An internal supervision platform for electric service request management
Redesigning power supply system
Overview
When a customer applies for a new electric connection — opening a factory, moving into a new home — they enter a lengthy multi-stage process with regulated deadlines at every step. If any stage runs over, the customer waits longer, and the utility faces complaints and penalties.
GridWatch is an internal command platform that helps power supply dispatchers monitor time-sensitive connection requests, escalate to the right person before deadlines are missed, and track every order from a single workspace.
Team
UX team
Business analyst
Project manager
My role
UX Designer
Duration
8 weeks
Tool
Figma
The old system
This is the environment our users worked in every day
— a dense, multi-tab interface spanning multiple systems, with no unified view of what was urgent or who was responsible.
"Every morning, I open three different systems just to figure out what's urgent today. And some orders I have to dispatch within 15 minutes of receiving them."
— Supply command dispatcher, user research session
Understanding users
The Dispatcher (my focus)
She sits at a desktop PC all day, toggling between the command system and the marketing system to piece together one work order's status.
Her daily responsibilities: supervising field staff, conducting follow-up visits, writing weekly reports. She manually tracks which orders are approaching their deadlines, dispatches escalations to departments (not people), and has no way to see if anything was actually resolved.
The Field Service Representative
He works mostly on his phone, outdoors, handling on-site connection requests. When a supervision order arrives, he needs to respond quickly — but the process is clunky, replies take time, and he has no clear view of where his orders stand in the overall process.
Pain points
Simple
Intuitive
Efficient
My Dashboard —
"Know what matters the moment you log in"
The old system buried everything. There was no overview of today's workload, announcements were hidden deep in navigation, and every user saw the same generic homepage regardless of their role.

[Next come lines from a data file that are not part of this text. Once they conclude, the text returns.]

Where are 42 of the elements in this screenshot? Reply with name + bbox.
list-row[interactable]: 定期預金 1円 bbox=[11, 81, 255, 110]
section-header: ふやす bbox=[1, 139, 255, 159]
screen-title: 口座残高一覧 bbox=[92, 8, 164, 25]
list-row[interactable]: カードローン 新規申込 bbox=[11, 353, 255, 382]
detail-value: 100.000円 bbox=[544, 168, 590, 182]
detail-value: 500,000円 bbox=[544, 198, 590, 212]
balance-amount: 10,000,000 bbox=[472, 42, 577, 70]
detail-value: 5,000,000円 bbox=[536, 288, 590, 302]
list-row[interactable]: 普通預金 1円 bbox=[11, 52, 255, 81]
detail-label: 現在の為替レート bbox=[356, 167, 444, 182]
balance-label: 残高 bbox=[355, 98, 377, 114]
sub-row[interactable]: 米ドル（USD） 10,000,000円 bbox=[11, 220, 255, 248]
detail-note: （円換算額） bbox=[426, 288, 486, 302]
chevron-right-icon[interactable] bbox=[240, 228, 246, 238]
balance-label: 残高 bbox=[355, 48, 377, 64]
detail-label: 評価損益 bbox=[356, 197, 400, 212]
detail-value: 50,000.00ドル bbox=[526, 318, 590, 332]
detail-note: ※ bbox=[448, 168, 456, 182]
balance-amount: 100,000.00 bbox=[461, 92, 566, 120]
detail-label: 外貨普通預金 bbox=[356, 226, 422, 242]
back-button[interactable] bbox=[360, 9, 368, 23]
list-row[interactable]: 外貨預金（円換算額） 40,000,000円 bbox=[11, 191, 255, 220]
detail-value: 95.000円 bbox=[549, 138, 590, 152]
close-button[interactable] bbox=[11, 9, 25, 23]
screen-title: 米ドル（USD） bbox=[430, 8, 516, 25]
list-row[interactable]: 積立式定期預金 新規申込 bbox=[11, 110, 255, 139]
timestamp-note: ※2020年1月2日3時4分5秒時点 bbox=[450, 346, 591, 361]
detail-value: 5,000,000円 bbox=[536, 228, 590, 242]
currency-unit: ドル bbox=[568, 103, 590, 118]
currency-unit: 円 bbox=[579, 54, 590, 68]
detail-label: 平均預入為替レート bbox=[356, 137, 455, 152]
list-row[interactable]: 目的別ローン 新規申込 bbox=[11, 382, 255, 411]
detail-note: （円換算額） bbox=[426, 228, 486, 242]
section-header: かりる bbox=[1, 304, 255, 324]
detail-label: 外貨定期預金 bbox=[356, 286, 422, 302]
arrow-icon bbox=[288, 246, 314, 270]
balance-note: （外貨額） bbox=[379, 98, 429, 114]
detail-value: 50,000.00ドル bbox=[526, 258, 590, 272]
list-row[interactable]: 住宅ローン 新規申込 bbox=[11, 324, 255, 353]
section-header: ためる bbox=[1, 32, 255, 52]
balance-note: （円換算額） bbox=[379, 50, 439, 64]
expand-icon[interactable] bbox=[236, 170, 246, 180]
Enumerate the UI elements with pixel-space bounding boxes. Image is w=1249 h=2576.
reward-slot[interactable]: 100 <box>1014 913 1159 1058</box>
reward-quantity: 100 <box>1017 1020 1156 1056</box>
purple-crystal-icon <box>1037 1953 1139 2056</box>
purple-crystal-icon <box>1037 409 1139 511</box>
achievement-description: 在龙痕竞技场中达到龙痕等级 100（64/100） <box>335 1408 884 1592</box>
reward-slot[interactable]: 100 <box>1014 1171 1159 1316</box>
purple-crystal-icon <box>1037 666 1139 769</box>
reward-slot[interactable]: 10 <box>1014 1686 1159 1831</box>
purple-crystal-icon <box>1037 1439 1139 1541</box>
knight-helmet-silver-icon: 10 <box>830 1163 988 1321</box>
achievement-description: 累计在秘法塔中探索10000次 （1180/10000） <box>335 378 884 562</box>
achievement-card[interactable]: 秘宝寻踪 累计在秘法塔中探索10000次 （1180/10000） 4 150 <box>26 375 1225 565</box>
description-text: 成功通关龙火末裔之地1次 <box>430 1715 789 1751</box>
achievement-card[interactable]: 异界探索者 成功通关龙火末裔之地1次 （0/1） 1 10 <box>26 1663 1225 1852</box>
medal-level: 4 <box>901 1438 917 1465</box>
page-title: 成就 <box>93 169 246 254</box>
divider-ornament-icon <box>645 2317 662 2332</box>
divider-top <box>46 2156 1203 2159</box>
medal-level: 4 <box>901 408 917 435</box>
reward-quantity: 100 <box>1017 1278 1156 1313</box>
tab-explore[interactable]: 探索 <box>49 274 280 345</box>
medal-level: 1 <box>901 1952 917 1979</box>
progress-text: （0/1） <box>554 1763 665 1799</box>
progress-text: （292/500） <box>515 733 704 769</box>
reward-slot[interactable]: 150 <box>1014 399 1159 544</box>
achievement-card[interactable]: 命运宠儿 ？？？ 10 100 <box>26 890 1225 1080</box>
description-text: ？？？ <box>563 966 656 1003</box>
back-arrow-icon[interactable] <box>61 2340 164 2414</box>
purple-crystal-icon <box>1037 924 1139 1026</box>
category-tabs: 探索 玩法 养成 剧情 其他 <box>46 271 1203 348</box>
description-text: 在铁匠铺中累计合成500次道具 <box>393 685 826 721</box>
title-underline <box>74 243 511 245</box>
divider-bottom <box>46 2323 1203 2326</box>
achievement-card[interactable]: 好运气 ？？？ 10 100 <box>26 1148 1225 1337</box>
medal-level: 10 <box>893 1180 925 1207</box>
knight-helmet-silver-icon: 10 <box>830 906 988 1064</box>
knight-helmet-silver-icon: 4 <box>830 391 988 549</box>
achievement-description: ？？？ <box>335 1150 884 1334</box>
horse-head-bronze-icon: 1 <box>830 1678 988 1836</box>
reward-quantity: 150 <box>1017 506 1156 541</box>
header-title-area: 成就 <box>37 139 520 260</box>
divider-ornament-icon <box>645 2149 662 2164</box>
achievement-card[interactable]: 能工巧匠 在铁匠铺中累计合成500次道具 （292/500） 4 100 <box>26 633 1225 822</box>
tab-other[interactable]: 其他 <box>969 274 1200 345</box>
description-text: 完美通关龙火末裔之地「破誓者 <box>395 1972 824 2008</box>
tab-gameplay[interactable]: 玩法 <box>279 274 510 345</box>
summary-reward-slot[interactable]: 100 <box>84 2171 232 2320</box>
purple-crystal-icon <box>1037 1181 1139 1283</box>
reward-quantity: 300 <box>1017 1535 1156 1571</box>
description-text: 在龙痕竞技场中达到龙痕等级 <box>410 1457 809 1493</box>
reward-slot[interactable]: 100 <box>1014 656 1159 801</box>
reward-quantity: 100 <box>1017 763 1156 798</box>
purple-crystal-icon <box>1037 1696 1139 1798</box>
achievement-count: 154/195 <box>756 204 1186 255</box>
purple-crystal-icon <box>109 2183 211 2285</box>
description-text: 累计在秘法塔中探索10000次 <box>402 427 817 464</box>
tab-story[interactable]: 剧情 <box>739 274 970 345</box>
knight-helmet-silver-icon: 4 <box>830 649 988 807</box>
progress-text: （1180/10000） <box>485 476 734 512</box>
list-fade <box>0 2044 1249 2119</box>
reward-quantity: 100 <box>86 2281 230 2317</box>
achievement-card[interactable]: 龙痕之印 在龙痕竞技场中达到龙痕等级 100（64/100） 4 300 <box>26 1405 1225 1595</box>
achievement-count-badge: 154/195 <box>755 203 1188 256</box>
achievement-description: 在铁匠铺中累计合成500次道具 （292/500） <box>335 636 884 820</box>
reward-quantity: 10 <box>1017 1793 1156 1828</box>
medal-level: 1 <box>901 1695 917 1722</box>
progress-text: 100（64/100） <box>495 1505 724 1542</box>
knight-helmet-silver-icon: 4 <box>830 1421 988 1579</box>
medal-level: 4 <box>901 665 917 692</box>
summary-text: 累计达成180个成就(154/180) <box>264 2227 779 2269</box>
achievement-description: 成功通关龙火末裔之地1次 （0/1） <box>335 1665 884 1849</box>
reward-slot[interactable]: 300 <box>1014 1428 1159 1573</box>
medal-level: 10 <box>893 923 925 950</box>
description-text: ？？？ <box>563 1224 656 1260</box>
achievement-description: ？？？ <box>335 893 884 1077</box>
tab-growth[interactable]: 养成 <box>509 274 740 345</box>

The problem this created: Dispatchers had to navigate into multiple pages just to understand what needed attention. In a job where some orders have a 15-minute dispatch window, every extra click costs time they don't have.
Order List Page—
"Priortize orders"
The old list mixed all order types together with no visual hierarchy. Finding urgent orders required reading every row — a serious problem when some orders had a 15-minute dispatch window.
The problem this created: With hundreds of active orders across the region, dispatchers spent valuable time just figuring out which orders needed attention first. In a high-pressure, multitasking environment, missed deadlines were inevitable.
Order Detail Page—
"Everything you need to supervise, in one place"
This was the most complex screen and the most important design decision in the project.
The problem : To fully understand one order, dispatchers had to switch between two systems — the command system for supervision details and the marketing system for the connection order status. Time limit rules lived in a dense regulatory table that required manual calculation. And once a supervision order was dispatched, there was no reliable way to know if anything was actually resolved.
The process visualization timeline (the most important decision)
Process
User interviews
On-site research
Validation with real users
Visual style exploration
Outcome
As a consulting engagement, development was handed off to the client's internal team. Post-launch metrics were not available to our team.
What the design delivered:
A dispatcher's core workflow went from 3 systems to 1 unified workspace
Time limit status went from manual calculation to visual timeline
Supervision went from department-level to person-level
Weekly reporting went from manual export to built-in statistics
What did i learn
The hardest UX problems in enterprise systems aren't about making things look cleaner. They're about making expert knowledge legible to the people who need to act on it.
The time limit visualization was the moment I understood this. A table of rules is correct but unusable. A timeline that tells you "this order will breach its deadline in 2 days" is the same information — made actionable.
Working in a high-pressure, multitasking environment also taught me that good enterprise UX isn't just about reducing steps — it's about reducing the cognitive load between steps. Every second a dispatcher spends figuring out what's urgent is a second she's not spending on the actual work.